A converted shop in a Pristina back street serves as an alternative university medical faculty. Albanian students decamped here after the Serbian take-over of Kosovo led to a ban on studies of Albanian history and literature at the state university.

Built at huge expense in the 1960s, the university was recently renamed after Serbia's patron saint, Saint Sava.

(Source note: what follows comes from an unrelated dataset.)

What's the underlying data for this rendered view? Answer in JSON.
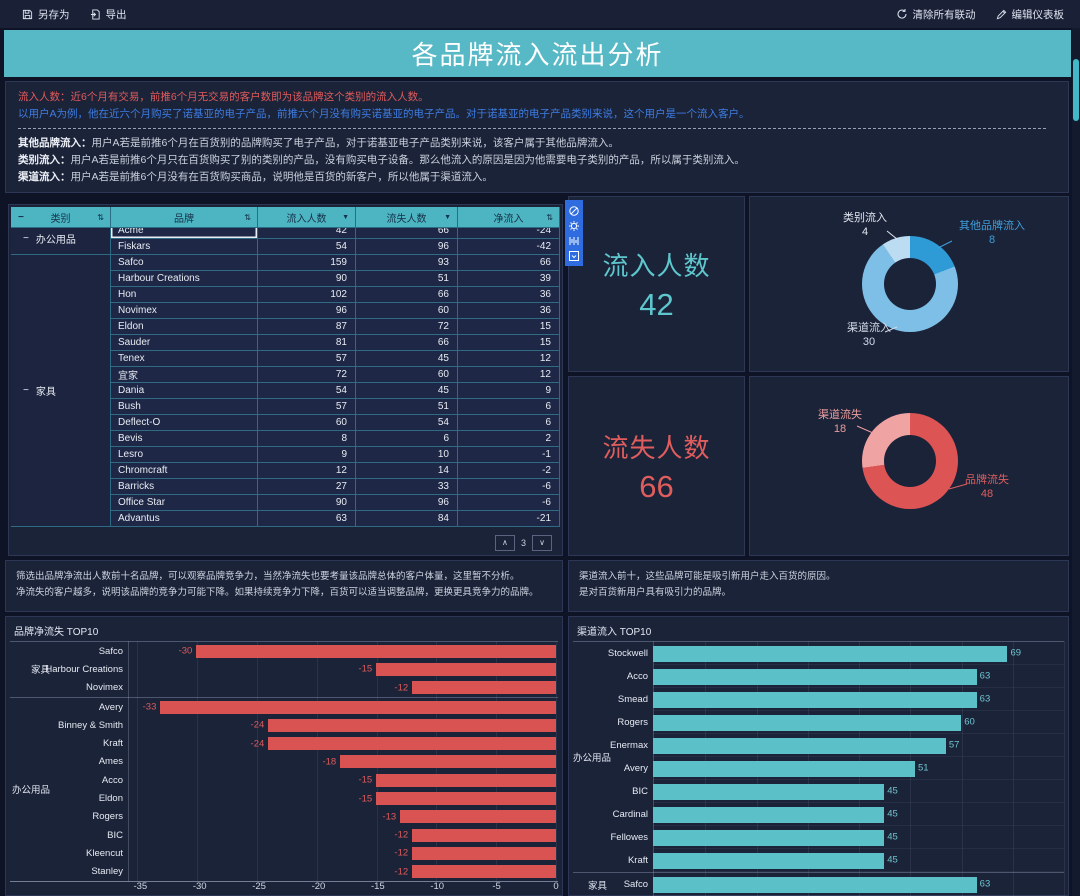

While the Serbian students pace the huge halls of Saint Sava, 300 Albanian students cram the stuffy, tiny shop for their fifth-year medical studies. The students take it in turns to guard the door in case the police arrive to break up the class.

'I would like to go to university but the Serbians will not let us,' said Teute Rizvanoli, 30, who is studying to be a nurse.

'The worst aspect is not police harassment, but a total lack of practical experience. We have no instruments.'

The semi-official apartheid system seeps into every aspect of life in Pristina. Albanians and Serbs hold separate evening 'corsos' - the Serbs in the centre of town and the Albanians in a side street.

'I have not taken a walk in the centre of the city for two years,' said Ibrahim Rugova, the leader of Kosovo Albanians.

'And if we organised a public protest in the city centre, there would be a massacre. The Serbian civilians are all well armed and not under any real control.'

Mr Rugova described the setting up of alternative schools, colleges and hospitals for Albanians as an 'organised response by Albanians to the Serbian takeover of public life. We are organising a separate life outside the Serbian system. We have no other means. This is our way. We do not want a violent confrontation with Serbia and we will not accept Serbian rule.'

TIRANA - The Foreign Secretary, Douglas Hurd, yesterday cautioned Albania and Serbia not to allow an ethnic explosion in Kosovo, AP reports. Speaking to reporters with the Albanian President, Sali Berisha, Mr Hurd advised the Serbian President, Slobodan Milosevic, to recognise that 'it is in his interest, as well as Kosovo's, for there not to be an explosion in Kosovo'.